As we drive through Delta's local roads and highways, we receive an impromptu education about the steps farmers take to grow the fresh produce we all enjoy.
The progression from field preparation to planting, crop growth to harvest- this cycle is easily visible from our car windows. The Corporation of Delta, in partnership with the Delta Agricultural Society, even installs large signs to help passersby identify the mosaic of crops grown within the community.
Although many aspects of farming can be viewed as we drive by local fields, there are other "hats" farmers wear which are less evident to the public eye. Did you know that farmers are the backbone to several major scientific studies which help conserve farmland and wildlife right here in Delta? For example, farmers who participate in the land Stewardship Programs offered by the local nonprofit, Delta Farmland and Wildlife Trust are currently assisting five separate research projects.

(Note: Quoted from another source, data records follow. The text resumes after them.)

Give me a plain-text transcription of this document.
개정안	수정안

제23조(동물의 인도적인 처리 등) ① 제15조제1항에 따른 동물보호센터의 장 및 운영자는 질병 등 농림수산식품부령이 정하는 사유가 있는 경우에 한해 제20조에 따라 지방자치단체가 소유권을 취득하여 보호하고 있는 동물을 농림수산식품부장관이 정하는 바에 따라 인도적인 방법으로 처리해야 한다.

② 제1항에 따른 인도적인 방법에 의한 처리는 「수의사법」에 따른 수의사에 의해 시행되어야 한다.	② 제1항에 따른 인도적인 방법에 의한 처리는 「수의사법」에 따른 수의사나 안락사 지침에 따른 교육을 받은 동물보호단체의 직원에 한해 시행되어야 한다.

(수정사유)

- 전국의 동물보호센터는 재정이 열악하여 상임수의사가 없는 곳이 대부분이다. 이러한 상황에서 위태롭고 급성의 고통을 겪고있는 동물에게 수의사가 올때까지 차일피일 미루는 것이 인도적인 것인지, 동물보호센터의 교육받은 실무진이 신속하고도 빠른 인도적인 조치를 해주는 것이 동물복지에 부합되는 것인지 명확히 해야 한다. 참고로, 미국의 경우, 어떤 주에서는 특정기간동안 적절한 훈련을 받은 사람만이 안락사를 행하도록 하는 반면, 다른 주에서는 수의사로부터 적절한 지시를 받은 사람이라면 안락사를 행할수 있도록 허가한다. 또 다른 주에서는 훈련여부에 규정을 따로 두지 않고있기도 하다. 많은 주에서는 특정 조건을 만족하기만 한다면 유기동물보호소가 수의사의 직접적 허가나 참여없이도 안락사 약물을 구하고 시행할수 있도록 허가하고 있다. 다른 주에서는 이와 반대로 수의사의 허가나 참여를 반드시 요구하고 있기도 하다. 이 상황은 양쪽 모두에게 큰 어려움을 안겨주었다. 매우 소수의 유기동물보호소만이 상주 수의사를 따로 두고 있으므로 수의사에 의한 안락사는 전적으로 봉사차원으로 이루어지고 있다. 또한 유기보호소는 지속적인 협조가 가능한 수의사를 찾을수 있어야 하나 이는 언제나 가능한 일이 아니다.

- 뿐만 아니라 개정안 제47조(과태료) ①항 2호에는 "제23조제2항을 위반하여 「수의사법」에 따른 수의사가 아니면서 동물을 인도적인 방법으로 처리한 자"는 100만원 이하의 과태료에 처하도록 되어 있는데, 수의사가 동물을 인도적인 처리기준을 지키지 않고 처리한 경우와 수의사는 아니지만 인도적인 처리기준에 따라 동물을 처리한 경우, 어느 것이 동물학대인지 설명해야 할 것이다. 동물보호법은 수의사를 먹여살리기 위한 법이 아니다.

Soil Science Masters' Students from the University of British Columbia (UBC) are currently assessing fields enrolled in the Trust's Grassland Set-aside Program. Through this program, local farmers plant a mixture of grasses in their crop fields, and allow the grasses to fallow for up to four years. Masters students are testing the soil of these special grass fields throughout the summer to determine precisely how effective grasslands are in improving the fertility and structure of our farmland soils.
As well, students from the BC Institute of Technology (BCIT) are partnering with Delta farmers to evaluate farmland hedgerows, which are enrolled in the Trust's
Hedgerow Stewardship Program.
For the past 12 weeks, a BCIT intern has been monitoring trees on the margins of farm fields for songbird abundance and diversity. In addition, a UBC Masters student is monitoring these same habitats to determine their benefits to wild bees.
In the fall of 2016, two BCIT Fish, Wildlife and Recreation student teams will be evaluating the ability of Grassland Set-aside fields to conserve local raptors and small mammal populations. A separate BCIT team will be conducting surveys to provide farmers and conservation partners with information regarding the extent to which waterfowl feed on different crop residues.
The information gathered through all of these scientific evaluations may improve the ability of local farms to sustain their soil for long-term crop production, while maintaining the ability of the Fraser River delta landscape to conserve a multitude of wildlife species.